HAYALİ ANTRENÖR OLMAK

Ulusal sportmen olduktan daha sonra daha epey dikkat çektiğini ve ilgi gördüğünü söyleyen Öztekin, “Başarılarım yardımıyla üniversiteli oldum” diyor. Şu an Ege Üniversitesi Spor Bilimleri Fakültesi’nde yüzme antrenörlüğü öğrencisi olan İrem Öztekin’in hayali ise antrenör olmak. Yurt haricindeki yarışlara katılarak sporculuk mesleğini devam ettirmek isteyen Öztekin, mezun olduktan daha sonra antrenörlük hayalini gerçekleştirebileceğini söylüyor. İdmanların aksamasının güç olduğunu söyleyen genç atlet, spor materyallerinin değerli olmasının da onu zorladığını söz ediyor.


‘TOPLUMDAKİ FARKINDALIK SEVİYESİNİ ARTIRABİLİR’

“Başarılarının önüne daima olarak engelli ya da down sendromlu tabirlerinin kullanımı nasıl hissettiyor?” sorusuna Öztekin, “bu biçimde bir durum ne yazık ki var.
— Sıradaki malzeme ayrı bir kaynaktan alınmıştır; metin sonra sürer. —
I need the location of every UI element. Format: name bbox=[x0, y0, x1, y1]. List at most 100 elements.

Ama bu durum bizi yıldırmamalı bilakis ne kadar kuvvetli olduğumuzu, bizim de bir şeyleri başarabileceğimizi hissettirmeli” yanıtını veriyor. Ayrıyeten bu telaffuzların, toplumdaki farkındalık seviyesinin artırabileceği ihtimali olduğunu da vurguluyor.
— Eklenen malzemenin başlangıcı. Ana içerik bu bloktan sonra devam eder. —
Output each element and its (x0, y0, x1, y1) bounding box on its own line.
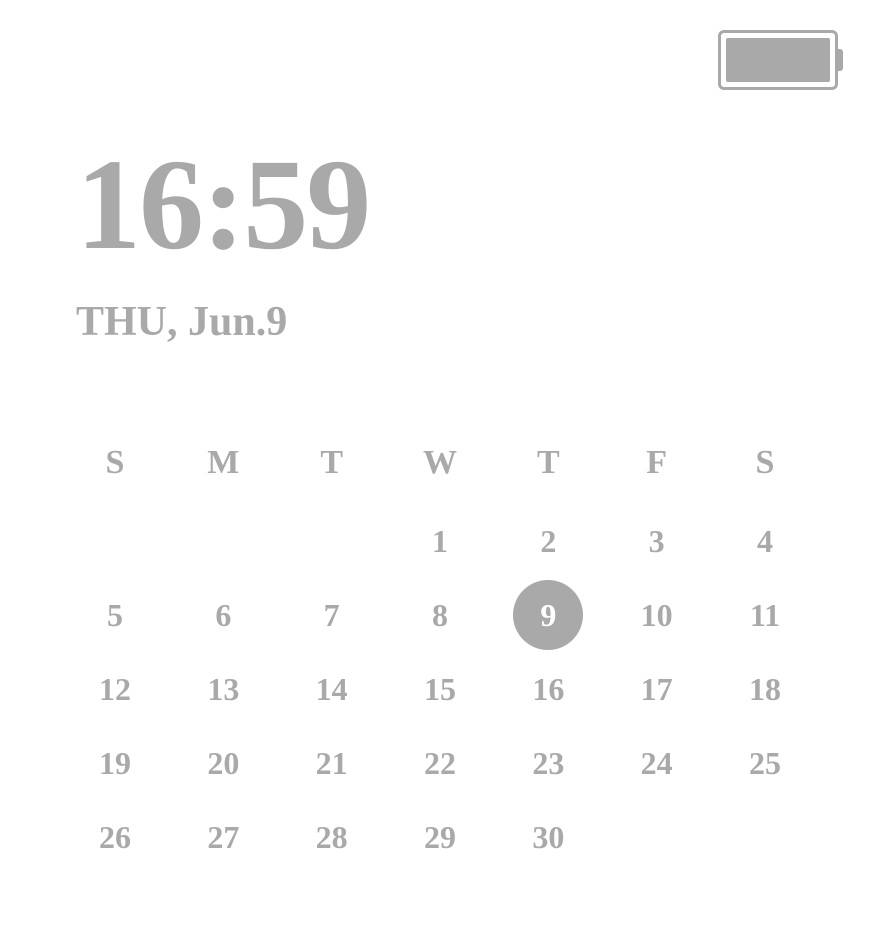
calendar-day-14[interactable]: 14 (287, 671, 377, 707)
clock-time: 16:59 (76, 140, 369, 270)
calendar-day-6[interactable]: 6 (178, 597, 268, 633)
calendar-day-18[interactable]: 18 (720, 671, 810, 707)
clock-widget: 16:59 THU, Jun.9 (76, 140, 369, 346)
calendar-day-25[interactable]: 25 (720, 745, 810, 781)
battery-fill (726, 38, 830, 82)
calendar-week-4: 19 20 21 22 23 24 25 (70, 745, 810, 781)
calendar-day-29[interactable]: 29 (395, 819, 485, 855)
calendar-day-12[interactable]: 12 (70, 671, 160, 707)
calendar-day-19[interactable]: 19 (70, 745, 160, 781)
calendar-day-30[interactable]: 30 (503, 819, 593, 855)
calendar-day-24[interactable]: 24 (612, 745, 702, 781)
calendar-day-5[interactable]: 5 (70, 597, 160, 633)
calendar-day-27[interactable]: 27 (178, 819, 268, 855)
calendar-widget: S M T W T F S 1 2 3 4 5 6 7 8 9 10 11 12… (70, 445, 810, 893)
calendar-day-2[interactable]: 2 (503, 523, 593, 559)
battery-tip-icon (837, 49, 843, 71)
calendar-day-23[interactable]: 23 (503, 745, 593, 781)
calendar-header-sun: S (70, 445, 160, 481)
calendar-week-2: 5 6 7 8 9 10 11 (70, 597, 810, 633)
calendar-day-13[interactable]: 13 (178, 671, 268, 707)
battery-indicator (718, 30, 846, 92)
calendar-day-3[interactable]: 3 (612, 523, 702, 559)
calendar-day-21[interactable]: 21 (287, 745, 377, 781)
calendar-week-1: 1 2 3 4 (70, 523, 810, 559)
calendar-day-28[interactable]: 28 (287, 819, 377, 855)
calendar-day-1[interactable]: 1 (395, 523, 485, 559)
calendar-day-26[interactable]: 26 (70, 819, 160, 855)
calendar-day-11[interactable]: 11 (720, 597, 810, 633)
calendar-day-15[interactable]: 15 (395, 671, 485, 707)
calendar-day-17[interactable]: 17 (612, 671, 702, 707)
calendar-day-22[interactable]: 22 (395, 745, 485, 781)
clock-date: THU, Jun.9 (76, 298, 369, 346)
calendar-week-5: 26 27 28 29 30 (70, 819, 810, 855)
calendar-day-20[interactable]: 20 (178, 745, 268, 781)
calendar-week-3: 12 13 14 15 16 17 18 (70, 671, 810, 707)
calendar-day-9-today[interactable]: 9 (503, 597, 593, 633)
calendar-header-wed: W (395, 445, 485, 481)
calendar-header-sat: S (720, 445, 810, 481)
calendar-header-tue: T (287, 445, 377, 481)
calendar-day-10[interactable]: 10 (612, 597, 702, 633)
calendar-day-16[interactable]: 16 (503, 671, 593, 707)
calendar-day-7[interactable]: 7 (287, 597, 377, 633)
calendar-header-fri: F (612, 445, 702, 481)
battery-icon (718, 30, 838, 90)
calendar-header-mon: M (178, 445, 268, 481)
calendar-header-thu: T (503, 445, 593, 481)
calendar-day-4[interactable]: 4 (720, 523, 810, 559)
calendar-header-row: S M T W T F S (70, 445, 810, 481)
calendar-day-8[interactable]: 8 (395, 597, 485, 633)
‘NASIL OLDU, niçinİ NEYMİŞ ÜZERE KELAMLARDAN BIKTIK’

İnsanların ona uzun uzun bakmalarının, acıma kanısıyla hareket etmelerinin çok yaralayıcı olduğunu söyleyen genç atlet, “Görünüşümüzü ve konuşma biçimimizi yadırgamaları da bizi üzüyor. ‘Nasıl oldu, sebebi neymiş, benim bir tanıdığımda da vardı’ üzere kelamları duymaktan bıktık” diyor.
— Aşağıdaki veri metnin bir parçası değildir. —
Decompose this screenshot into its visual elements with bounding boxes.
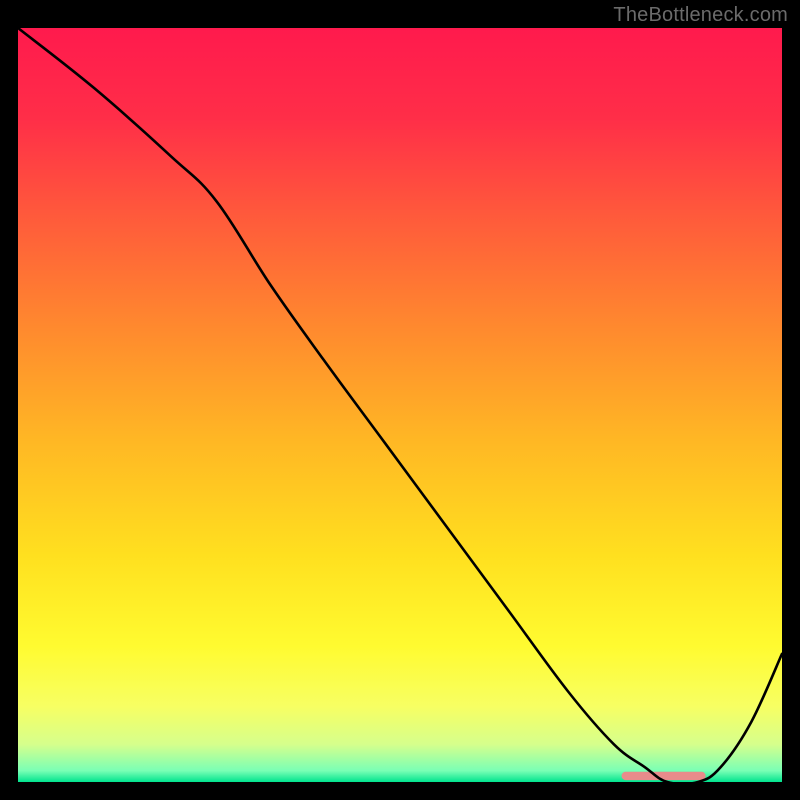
watermark-text: TheBottleneck.com — [613, 4, 788, 27]
highlight-segment-bar — [622, 772, 706, 780]
page-root: TheBottleneck.com — [0, 0, 800, 800]
chart-background — [18, 28, 782, 782]
chart-plot-area — [18, 28, 782, 782]
chart-svg — [18, 28, 782, 782]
‘OKUMAYI 1. SINIFTAKİ ARKADAŞLARIMLA TIPKI ANDA ÖĞRENDİM’

Sık sık, “Okuyamaz, yapamaz” üzere kelamlara maruz kaldığını belirten Öztekin, “Bunca olumsuz kelamlara rağmen başarmak epey hoş bir his. Söylenenlerin yanlış bir ön yargı olduğunu kanıtlamak, bunun yanlış olduğunu ispat etmek epeyce hoş” diyor. Ayrıyeten İrem Öztekin okuma yazmayı birinci sınıfta arkadaşlarıyla birebir anda öğrendiğini de vurguluyor.

Eğitimin ve sporun kendisi için vazgeçilmez olduğunu söyleyen genç atlet, kendi üzere birtakım arkadaşlarının da ulusal atlet olarak masa tenisi oynadığını, kayak yaptığını, basketbol oynadığını ve atletizmle uğraştığını belirtiyor. Üniversiteden mezun olanların ve beraberinde üniversite okuyanların da olduğunu belirten Öztekin kelamlarını, “Bir şeyler başarmak için çalışacağız, asla vazgeçmeyeceğiz” diyerek bitiriyor.